新くんはファーストキスを奪いたい



 着替えを終えた鞠が教室へ戻ると、先に到着していた新は既にクラスメイトに囲まれていて、いつもの光景がそこにあった。


 自習時間を良いことに各々が好きなように過ごす教室内。
 そこで自分の席に着いた鞠は、次の授業の数学で当てられるであろう問題を解くことに決めて、ノートを開く。

 すると突然、後ろから肩を突かれ声をかけられた。



「三石さん、もしや次当てられる問題やってる?」
「あ、うん……光島(みつしま)くんも?」
「そうなんだよ、でも全然わかんなくて」



 後ろの席に座る光島(みつしま)恭平(きょうへい)は、出席番号順で鞠の次に当たるクラスメイト。
 自然な茶色のスパイキーショートヘアと目尻がキリッと吊った瞳に加え、無邪気な笑顔が眩しくて陽キャオーラを放つ。

 そんな彼もまた、次の数学で鞠と同じように問題を当てられる予感がしていて、机の上に教科書を開いていた。

 しかしその隣に置かれたノートはまっさらで、だいぶ苦戦している様子。



「高校入ってまた一段と難しくなったよな、数学」
「私もそう思う。

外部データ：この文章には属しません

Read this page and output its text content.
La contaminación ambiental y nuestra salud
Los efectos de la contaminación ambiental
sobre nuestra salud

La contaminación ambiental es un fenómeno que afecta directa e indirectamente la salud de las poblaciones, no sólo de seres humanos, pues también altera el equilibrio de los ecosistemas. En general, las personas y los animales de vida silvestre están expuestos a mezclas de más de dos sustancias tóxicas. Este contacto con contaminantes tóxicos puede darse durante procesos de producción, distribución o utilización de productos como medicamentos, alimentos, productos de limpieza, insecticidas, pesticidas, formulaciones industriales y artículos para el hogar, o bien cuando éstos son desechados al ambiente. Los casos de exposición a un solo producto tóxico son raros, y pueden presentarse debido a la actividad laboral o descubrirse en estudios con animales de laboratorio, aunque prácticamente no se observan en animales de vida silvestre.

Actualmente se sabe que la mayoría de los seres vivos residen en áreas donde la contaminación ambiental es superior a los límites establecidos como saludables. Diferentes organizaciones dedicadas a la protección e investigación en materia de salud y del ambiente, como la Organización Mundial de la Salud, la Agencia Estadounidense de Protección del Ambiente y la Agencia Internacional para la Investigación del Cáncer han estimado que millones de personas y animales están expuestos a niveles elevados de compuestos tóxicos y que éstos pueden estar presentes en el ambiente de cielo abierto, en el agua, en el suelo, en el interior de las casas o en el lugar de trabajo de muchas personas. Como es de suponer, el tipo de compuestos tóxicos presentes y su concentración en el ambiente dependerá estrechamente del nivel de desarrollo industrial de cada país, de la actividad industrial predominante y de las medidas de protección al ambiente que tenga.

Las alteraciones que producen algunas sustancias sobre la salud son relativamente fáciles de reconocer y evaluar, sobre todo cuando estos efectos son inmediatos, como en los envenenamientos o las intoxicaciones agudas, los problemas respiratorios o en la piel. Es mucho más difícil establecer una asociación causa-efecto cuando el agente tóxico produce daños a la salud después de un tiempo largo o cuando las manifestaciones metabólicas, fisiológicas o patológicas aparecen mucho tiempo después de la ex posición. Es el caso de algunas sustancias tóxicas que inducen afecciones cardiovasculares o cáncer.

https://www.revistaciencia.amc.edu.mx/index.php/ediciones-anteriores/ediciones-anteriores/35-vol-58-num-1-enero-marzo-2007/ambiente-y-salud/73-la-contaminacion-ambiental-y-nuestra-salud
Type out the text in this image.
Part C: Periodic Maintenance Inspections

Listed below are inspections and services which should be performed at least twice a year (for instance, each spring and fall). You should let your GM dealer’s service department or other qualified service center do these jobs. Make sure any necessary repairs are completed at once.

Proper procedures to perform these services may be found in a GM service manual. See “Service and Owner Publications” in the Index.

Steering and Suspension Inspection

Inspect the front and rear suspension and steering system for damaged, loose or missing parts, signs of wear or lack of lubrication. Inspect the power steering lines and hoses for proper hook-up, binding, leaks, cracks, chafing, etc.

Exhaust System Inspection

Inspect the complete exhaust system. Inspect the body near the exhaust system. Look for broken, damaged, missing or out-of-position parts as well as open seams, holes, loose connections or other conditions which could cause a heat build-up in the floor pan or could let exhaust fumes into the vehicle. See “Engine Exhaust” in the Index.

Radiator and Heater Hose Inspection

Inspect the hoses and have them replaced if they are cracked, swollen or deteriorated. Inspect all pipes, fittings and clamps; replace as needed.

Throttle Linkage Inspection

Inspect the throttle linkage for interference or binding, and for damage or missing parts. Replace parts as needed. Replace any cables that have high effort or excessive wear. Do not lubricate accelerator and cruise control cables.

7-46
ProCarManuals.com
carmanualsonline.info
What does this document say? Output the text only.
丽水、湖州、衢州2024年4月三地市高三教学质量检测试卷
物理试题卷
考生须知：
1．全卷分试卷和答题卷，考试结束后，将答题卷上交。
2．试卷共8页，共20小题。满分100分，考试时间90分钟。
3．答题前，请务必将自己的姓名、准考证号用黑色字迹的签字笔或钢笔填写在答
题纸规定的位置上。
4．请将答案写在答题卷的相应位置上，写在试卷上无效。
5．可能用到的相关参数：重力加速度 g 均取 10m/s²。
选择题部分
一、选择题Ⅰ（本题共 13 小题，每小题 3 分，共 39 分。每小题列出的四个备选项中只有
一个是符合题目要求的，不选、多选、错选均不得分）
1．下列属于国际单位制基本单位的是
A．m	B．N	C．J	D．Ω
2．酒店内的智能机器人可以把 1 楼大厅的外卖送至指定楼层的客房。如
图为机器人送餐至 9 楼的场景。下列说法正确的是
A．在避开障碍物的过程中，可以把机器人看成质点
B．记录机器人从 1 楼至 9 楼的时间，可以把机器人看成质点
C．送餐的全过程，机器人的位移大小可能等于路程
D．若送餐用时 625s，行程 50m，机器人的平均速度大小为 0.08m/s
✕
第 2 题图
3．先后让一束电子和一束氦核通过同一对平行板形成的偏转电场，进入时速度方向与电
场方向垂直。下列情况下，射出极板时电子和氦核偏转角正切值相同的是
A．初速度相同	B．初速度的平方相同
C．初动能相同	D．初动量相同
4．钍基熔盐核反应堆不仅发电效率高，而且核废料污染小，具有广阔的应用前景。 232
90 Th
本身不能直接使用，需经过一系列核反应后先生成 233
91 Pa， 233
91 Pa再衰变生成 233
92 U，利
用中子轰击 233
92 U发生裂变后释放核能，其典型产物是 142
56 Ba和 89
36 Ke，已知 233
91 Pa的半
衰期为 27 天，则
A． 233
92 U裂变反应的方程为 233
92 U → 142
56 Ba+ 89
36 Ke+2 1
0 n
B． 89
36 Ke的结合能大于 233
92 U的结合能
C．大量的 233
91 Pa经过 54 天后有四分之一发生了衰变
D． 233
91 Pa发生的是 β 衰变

数学苦手だからますますわかんなくて……」
「あーなんかもう数字ばっか見過ぎてゲシュタルト崩壊してるわ」
「ははは、じゃあ一旦教科書見るのやめよっか」



 鞠がそう提案すると、早速瞼を閉じて深呼吸した素直な恭平。
 そしてカッと目を見開いたと思ったら、くしゃっと柔らかい笑顔が咲いた。



「よし! もう一回頑張るか!」
「そうだね、ギリギリまで頑張ろ!」



 もうすぐ自習時間が終わり、十分休憩を挟んで数学の授業が開始される。
 それまでに何とか問題を解いておきたい二人は、笑顔を交わして熱心に自習していた。


 その二人の様子を離れた自席から眺めていた新は、仲間に囲まれながらも会話には参加していなくて。
 何か考えるように頬杖をつき、胸の内のざわめきを落ち着かせるため静かにため息を漏らした。